Les raisons majeures de la rupture

L’alliance entre les deux hommes, qui semblait fusionnelle lorsqu’ils partageaient la même cellule de prison ou battaient campagne sous le slogan « Diomaye moy Sonko », s’est progressivement fissurée sous le poids de l’exercice du pouvoir.

1. Le conflit d’autorité et la guerre d’ego

Dès l’été 2025, des tensions liées au leadership sont apparues. Ousmane Sonko, leader historique et charismatique du PASTEF, avait publiquement évoqué un « problème d’autorité » dans le pays. De son côté, début mai 2026, le président Diomaye Faye avait ouvertement déploré une « personnalisation excessive » du pouvoir au sein du parti, rappelant lors d’une interview que le Premier ministre ne restait en place que tant qu’il bénéficiait de sa confiance.

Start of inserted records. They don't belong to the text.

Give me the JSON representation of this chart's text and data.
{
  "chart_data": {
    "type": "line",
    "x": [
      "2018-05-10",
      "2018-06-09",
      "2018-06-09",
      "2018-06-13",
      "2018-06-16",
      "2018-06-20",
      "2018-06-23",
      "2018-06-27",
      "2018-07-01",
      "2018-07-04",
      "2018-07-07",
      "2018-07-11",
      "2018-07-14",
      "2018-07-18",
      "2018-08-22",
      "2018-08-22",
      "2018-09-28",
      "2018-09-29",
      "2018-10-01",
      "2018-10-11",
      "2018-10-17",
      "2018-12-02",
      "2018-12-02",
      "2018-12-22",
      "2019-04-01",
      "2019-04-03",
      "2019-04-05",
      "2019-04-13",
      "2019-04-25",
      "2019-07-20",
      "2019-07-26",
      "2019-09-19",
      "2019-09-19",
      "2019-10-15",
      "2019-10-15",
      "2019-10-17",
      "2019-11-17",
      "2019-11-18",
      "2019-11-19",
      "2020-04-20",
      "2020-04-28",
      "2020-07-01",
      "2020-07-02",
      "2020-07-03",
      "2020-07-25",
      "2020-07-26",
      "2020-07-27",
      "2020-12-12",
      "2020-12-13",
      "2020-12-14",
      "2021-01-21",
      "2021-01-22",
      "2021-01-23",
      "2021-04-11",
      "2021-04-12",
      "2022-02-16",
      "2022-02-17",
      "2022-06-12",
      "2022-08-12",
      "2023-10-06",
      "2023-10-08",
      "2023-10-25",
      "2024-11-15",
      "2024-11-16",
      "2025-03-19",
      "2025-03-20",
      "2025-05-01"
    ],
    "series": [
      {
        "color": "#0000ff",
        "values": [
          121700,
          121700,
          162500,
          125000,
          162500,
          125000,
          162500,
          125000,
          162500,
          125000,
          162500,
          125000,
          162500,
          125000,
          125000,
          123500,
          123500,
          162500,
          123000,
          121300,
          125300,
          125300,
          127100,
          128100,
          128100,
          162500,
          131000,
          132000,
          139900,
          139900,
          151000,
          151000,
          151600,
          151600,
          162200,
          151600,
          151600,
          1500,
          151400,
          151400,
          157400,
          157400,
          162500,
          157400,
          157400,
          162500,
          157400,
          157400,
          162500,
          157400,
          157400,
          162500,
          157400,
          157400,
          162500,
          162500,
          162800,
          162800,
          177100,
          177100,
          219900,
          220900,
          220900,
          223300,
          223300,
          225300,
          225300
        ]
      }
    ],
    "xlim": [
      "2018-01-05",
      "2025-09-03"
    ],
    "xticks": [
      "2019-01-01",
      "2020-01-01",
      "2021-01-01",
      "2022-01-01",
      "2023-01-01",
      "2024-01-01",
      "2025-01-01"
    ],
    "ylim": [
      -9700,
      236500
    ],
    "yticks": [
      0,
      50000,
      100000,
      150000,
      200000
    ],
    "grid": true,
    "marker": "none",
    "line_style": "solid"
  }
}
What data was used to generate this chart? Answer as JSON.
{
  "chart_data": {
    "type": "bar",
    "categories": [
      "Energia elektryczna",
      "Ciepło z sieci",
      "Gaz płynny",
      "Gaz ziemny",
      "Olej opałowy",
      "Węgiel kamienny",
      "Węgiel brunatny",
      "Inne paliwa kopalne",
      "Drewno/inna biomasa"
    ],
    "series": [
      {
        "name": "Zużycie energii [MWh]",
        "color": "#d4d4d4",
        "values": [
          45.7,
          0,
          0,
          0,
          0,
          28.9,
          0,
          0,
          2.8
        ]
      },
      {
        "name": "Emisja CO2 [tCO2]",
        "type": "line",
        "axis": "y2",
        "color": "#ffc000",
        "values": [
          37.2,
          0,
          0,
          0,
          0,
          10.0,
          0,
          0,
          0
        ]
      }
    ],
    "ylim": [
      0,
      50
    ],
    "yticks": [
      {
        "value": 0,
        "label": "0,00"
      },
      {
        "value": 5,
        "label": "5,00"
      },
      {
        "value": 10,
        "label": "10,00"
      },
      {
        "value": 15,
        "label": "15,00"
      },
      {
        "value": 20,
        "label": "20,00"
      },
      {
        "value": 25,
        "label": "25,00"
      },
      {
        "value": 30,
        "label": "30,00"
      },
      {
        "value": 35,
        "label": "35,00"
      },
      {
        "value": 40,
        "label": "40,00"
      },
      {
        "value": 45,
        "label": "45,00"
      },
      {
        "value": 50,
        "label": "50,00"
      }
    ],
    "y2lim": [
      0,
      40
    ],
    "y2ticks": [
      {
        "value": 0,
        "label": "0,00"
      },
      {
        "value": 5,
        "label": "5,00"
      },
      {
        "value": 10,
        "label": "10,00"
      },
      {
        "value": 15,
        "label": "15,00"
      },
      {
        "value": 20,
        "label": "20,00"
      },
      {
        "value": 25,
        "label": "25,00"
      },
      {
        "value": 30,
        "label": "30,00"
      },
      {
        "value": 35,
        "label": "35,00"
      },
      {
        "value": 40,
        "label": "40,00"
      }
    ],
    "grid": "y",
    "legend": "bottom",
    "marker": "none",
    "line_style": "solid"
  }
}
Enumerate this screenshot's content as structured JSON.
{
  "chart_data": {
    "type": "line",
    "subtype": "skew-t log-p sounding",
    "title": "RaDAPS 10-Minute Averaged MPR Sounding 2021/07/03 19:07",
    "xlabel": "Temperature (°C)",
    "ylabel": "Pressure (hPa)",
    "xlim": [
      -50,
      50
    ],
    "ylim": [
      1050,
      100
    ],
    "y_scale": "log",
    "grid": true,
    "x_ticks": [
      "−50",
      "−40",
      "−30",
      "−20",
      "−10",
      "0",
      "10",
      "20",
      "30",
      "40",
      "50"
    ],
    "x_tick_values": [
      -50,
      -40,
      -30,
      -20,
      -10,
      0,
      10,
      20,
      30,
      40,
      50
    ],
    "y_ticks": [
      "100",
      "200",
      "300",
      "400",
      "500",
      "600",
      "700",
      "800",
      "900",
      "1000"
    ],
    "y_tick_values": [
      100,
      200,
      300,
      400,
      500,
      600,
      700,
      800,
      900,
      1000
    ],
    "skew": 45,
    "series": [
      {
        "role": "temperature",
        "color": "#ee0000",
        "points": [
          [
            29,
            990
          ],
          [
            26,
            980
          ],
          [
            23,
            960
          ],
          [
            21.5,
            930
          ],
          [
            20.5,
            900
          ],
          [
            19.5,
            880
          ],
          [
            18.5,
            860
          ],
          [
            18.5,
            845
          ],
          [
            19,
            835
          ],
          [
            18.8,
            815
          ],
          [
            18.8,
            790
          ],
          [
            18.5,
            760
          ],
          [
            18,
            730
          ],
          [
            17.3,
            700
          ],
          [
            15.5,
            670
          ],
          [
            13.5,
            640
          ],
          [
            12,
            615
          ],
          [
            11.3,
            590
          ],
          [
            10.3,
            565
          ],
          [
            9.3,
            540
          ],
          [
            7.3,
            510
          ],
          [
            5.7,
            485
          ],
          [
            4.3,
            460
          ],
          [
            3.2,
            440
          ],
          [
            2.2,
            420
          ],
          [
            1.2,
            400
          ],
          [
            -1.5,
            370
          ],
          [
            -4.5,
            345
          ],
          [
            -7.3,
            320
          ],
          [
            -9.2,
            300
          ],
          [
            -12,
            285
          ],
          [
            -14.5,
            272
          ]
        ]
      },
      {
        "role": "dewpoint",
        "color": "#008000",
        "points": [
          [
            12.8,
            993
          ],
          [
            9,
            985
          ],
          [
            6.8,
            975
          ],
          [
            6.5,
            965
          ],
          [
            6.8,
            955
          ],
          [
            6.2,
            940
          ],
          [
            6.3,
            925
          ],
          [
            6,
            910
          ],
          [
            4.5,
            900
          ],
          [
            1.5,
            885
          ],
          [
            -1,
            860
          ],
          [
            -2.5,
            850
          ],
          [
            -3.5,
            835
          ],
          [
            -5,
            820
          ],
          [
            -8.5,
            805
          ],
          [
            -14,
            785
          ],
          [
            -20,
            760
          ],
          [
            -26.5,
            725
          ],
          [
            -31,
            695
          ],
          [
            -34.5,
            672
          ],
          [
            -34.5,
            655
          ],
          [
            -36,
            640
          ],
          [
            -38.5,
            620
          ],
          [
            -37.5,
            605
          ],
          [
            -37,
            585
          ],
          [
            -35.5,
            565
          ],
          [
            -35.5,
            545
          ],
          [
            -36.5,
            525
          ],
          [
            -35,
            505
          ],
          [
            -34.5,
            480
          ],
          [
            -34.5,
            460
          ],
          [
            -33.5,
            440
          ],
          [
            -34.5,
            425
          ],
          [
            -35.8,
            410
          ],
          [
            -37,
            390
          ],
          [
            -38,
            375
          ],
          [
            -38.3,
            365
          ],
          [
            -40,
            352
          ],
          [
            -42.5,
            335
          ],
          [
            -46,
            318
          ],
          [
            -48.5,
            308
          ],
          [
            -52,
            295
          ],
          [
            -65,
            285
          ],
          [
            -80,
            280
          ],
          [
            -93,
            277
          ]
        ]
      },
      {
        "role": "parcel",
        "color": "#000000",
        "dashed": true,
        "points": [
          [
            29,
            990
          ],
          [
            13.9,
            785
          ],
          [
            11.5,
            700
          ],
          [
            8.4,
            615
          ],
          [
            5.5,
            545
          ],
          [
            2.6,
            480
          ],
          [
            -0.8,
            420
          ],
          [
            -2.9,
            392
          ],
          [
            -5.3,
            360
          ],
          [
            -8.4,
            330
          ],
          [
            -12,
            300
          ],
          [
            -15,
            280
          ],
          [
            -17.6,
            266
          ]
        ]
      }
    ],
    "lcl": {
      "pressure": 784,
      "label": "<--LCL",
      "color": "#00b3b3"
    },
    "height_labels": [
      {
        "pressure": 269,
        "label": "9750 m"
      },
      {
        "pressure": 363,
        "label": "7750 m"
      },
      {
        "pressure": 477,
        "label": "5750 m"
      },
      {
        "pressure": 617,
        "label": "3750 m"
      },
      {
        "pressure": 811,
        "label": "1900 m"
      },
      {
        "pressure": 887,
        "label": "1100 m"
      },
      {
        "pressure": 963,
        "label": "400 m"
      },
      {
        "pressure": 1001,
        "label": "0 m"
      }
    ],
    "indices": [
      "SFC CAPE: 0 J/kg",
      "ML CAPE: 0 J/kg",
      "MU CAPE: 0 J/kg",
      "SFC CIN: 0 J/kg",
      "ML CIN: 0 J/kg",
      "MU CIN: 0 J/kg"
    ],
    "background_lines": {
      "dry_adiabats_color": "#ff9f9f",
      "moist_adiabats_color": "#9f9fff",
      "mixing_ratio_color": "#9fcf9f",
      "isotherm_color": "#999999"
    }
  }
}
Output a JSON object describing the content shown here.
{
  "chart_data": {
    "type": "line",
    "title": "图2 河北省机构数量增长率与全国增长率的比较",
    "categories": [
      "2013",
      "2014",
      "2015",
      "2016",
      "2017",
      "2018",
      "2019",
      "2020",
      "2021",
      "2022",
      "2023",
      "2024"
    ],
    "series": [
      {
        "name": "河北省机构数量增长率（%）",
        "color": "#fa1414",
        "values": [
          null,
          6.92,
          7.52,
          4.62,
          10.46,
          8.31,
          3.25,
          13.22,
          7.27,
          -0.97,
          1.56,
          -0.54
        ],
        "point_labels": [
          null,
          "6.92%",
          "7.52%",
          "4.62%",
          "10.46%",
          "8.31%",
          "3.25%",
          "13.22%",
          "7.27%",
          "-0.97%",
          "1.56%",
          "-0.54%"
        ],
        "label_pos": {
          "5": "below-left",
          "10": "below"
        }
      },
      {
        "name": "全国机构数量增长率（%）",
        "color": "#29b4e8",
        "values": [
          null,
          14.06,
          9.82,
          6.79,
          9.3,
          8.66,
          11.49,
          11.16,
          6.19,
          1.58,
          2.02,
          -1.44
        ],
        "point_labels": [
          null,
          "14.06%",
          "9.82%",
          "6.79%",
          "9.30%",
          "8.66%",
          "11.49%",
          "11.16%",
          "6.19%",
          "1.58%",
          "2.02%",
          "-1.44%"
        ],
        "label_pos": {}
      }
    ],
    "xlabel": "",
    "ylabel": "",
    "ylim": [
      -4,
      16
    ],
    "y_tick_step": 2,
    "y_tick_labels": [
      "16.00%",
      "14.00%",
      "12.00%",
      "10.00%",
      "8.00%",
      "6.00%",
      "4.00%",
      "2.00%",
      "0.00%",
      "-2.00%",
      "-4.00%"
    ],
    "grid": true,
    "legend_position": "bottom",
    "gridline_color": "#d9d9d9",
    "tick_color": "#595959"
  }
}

2. Des divergences stratégiques et économiques

Face à la crise économique et aux négociations avec le Fonds Monétaire International (FMI), les approches divergeaient :

  • Ousmane Sonko prônait une ligne dure et une refonte radicale des structures économiques.
  • Diomaye Faye privilégiait une approche plus diplomatique et pragmatique pour rassurer les marchés financiers et partenaires internationaux.

3. La gestion du passé et des « fonds politiques »

La rupture s’est accélérée sur la question des poursuites contre les dignitaires de l’ancien régime de Macky Sall. Sonko reprochait au président une certaine lenteur dans la reddition des comptes. Les tensions ont atteint leur paroxysme quelques heures seulement avant le limogeage, lorsque Sonko a publiquement critiqué, devant l’Assemblée nationale, le manque de transparence entourant la gestion des fonds politiques, un domaine qui relève pourtant du pouvoir discrétionnaire de la présidence.

4. L’horizon présidentiel de 2029

En décembre 2025, Ousmane Sonko avait d’ores et déjà annoncé sa candidature pour l’élection présidentielle de 2029. Cette annonce a placé les deux hommes en situation de rivalité directe pour le leadership futur du pays, brisant l’accord de transition initial et poussant Diomaye Faye à réactiver sa propre coalition (« Coalition Diomaye Président ») dès mars 2026.

La situation actuelle : Le Sénégal entre dans une phase de cohabitation inédite et complexe. Si Bassirou Diomaye Faye détient le pouvoir institutionnel à la présidence, Ousmane Sonko reste le chef incontesté du PASTEF, parti qui détient la majorité à l’Assemblée nationale. Le choix du prochain Premier ministre sera crucial pour déterminer comment le président compte gouverner face à son ancien allié.